Best for: Research synthesis, competitive intelligence, and thematic analysis across large information sets.
5. Virtual Data Room (FirmsData, Intralinks, or DealRoom)
Every M&A transaction requires a virtual data room. The VDR handles secure document storage, controlled access, stakeholder collaboration, and regulatory compliance.
The key differentiators between providers are pricing model (per-page vs. flat-rate), user experience for external parties, availability of integrated deal management, data residency options, and quality of support.
FirmsData offers flat-rate pricing with unlimited storage and users, integrated deal management and document management, India-based data servers for DPDPA compliance, and an interface designed for zero-training onboarding. Intralinks is the legacy enterprise option with global reach. DealRoom combines VDR with project management.
Best for: Every transaction. VDR selection should be based on deal volume, pricing model preference, and regulatory requirements.
6. Intapp DealCloud
DealCloud is the leading CRM for investment banking. It provides relationship intelligence that shows how your firm is connected to potential clients and targets, deal flow tracking across the pipeline, AI-powered insights for relationship prioritization, and integration with external data sources (Capital IQ, PitchBook).
The platform helps managing directors and deal team leads manage their book of business systematically rather than relying on personal memory and spreadsheets.
Best for: Managing directors and business development professionals who need to track relationships and pipeline.
7. Microsoft 365 (Excel, PowerPoint, Teams, Outlook)
Microsoft 365 is the connective tissue of investment banking operations. Excel handles financial modeling. PowerPoint produces pitch books and presentations. Teams provides real-time communication. Outlook manages email.
Cloud-based collaboration has changed the workflow significantly. Multiple analysts can work on the same model simultaneously. Presentations can be reviewed and commented on in real time. And version history provides an automatic audit trail for document changes.

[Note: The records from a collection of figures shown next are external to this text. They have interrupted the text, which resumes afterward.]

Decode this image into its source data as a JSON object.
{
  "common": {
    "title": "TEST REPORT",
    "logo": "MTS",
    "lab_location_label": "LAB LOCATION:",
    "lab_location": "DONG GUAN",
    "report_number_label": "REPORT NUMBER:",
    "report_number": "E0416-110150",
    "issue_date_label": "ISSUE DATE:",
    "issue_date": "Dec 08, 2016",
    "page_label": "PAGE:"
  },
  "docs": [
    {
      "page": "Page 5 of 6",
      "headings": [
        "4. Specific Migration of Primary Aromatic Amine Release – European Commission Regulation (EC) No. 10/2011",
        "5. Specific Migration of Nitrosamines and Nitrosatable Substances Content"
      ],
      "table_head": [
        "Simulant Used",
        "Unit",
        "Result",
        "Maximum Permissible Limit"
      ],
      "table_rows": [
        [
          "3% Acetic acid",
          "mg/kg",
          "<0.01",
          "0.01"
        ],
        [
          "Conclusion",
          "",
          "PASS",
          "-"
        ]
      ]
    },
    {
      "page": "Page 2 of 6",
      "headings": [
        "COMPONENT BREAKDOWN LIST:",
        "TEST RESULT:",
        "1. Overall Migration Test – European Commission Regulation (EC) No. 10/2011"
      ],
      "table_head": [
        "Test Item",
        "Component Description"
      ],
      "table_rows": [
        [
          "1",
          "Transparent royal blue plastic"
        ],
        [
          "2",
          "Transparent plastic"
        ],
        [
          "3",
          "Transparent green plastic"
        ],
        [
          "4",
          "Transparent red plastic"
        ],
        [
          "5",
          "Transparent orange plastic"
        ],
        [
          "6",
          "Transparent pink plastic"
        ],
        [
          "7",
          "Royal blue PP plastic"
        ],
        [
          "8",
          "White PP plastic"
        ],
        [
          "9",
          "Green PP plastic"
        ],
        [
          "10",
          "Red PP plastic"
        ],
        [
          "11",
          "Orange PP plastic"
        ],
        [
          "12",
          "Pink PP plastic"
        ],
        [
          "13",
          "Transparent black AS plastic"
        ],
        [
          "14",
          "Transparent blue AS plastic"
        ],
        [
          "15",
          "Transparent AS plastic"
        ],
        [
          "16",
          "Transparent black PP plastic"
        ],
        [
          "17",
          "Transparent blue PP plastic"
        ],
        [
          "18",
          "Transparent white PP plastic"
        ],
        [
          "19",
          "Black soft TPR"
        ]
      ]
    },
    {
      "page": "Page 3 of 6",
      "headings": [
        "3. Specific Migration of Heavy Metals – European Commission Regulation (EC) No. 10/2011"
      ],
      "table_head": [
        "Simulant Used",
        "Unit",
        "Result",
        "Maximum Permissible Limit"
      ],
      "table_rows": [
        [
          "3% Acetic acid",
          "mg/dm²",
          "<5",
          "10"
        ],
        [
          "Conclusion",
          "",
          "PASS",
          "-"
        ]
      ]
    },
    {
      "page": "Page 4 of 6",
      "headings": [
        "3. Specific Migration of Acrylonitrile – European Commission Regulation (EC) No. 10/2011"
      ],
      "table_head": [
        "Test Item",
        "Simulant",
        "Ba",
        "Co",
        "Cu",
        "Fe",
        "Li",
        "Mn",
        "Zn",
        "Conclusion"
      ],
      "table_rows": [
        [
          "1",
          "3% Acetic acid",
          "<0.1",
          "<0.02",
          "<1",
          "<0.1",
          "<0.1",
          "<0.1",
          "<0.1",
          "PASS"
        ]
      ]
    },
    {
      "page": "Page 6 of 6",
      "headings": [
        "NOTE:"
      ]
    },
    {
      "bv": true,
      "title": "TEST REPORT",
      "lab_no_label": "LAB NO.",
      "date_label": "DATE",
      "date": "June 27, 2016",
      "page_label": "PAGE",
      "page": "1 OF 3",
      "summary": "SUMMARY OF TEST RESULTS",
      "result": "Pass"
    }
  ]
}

Best for: Every function. Microsoft 365 proficiency is a baseline requirement for all investment banking professionals.
8. Slack or Microsoft Teams for Deal Communication
Deal-specific communication needs a dedicated channel, not a general email inbox. Slack’s channel-based messaging works well for deal teams that include external advisors. Teams integrates natively with Microsoft 365 and is preferred by firms with standardized Microsoft environments.
The key is to keep deal-specific communication in a designated space where all participants can access the same information, search history is preserved, and confidential discussions do not leak into general channels.

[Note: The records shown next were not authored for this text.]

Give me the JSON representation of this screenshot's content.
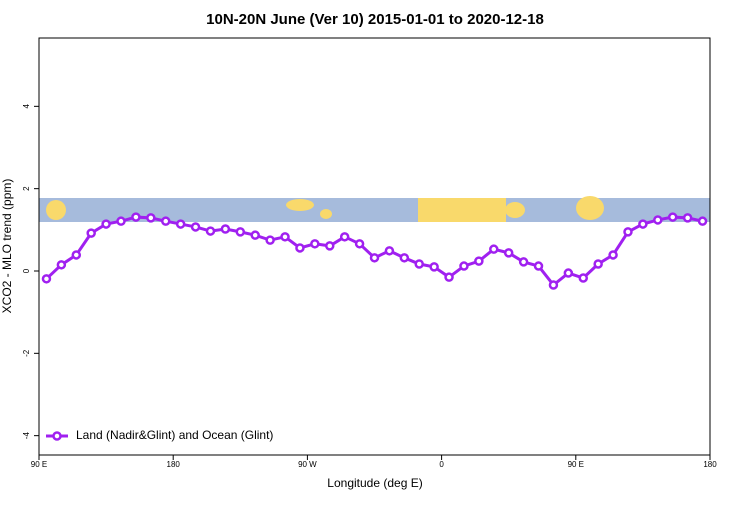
{
  "chart_data": {
    "type": "line",
    "title": "10N-20N June (Ver 10)   2015-01-01 to 2020-12-18",
    "x_label": "Longitude (deg E)",
    "y_label": "XCO2 - MLO trend (ppm)",
    "x": [
      95,
      105,
      115,
      125,
      135,
      145,
      155,
      165,
      175,
      185,
      195,
      205,
      215,
      225,
      235,
      245,
      255,
      265,
      275,
      285,
      295,
      305,
      315,
      325,
      335,
      345,
      355,
      365,
      375,
      385,
      395,
      405,
      415,
      425,
      435,
      445,
      455,
      465,
      475,
      485,
      495,
      505,
      515,
      525,
      535
    ],
    "series": [
      {
        "name": "Land (Nadir&Glint) and Ocean (Glint)",
        "color": "#a020f0",
        "values": [
          -0.19,
          0.15,
          0.39,
          0.92,
          1.14,
          1.21,
          1.31,
          1.29,
          1.21,
          1.14,
          1.07,
          0.97,
          1.02,
          0.95,
          0.87,
          0.75,
          0.83,
          0.56,
          0.66,
          0.61,
          0.83,
          0.66,
          0.32,
          0.49,
          0.32,
          0.17,
          0.1,
          -0.15,
          0.12,
          0.24,
          0.53,
          0.44,
          0.22,
          0.12,
          -0.34,
          -0.05,
          -0.17,
          0.17,
          0.39,
          0.95,
          1.14,
          1.24,
          1.31,
          1.29,
          1.21
        ]
      }
    ],
    "xlim": [
      90,
      540
    ],
    "xticks": [
      {
        "value": 90,
        "label": "90 E"
      },
      180,
      {
        "value": 270,
        "label": "90 W"
      },
      {
        "value": 360,
        "label": "0"
      },
      {
        "value": 450,
        "label": "90 E"
      },
      {
        "value": 540,
        "label": "180"
      }
    ],
    "ylim": [
      -4.47,
      5.66
    ],
    "yticks": [
      -4,
      -2,
      0,
      2,
      4
    ],
    "legend": "bottom-left"
  }
}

Best for: Real-time deal team communication, especially when external advisors are involved.
Building a Cohesive Technology Stack
The most effective IB technology stacks follow a hub-and-spoke model:
- Hub: Virtual data room (FirmsData or equivalent) for document management, collaboration, and deal execution.
- Spoke 1: Financial data platform (Bloomberg and/or Capital IQ) for market intelligence and valuation data.
- Spoke 2: CRM (DealCloud) for relationship management and pipeline tracking.
- Spoke 3: Communication tools (Teams/Slack) for real-time coordination.
- Spoke 4: Research tools (AlphaSense, PitchBook) for competitive intelligence and deal sourcing.
The result is an integrated ecosystem where each tool contributes its strength without creating data silos. For mid-market banks, starting with a VDR like FirmsData plus Capital IQ provides strong coverage. Add PitchBook and DealCloud as deal volume and relationship complexity grow.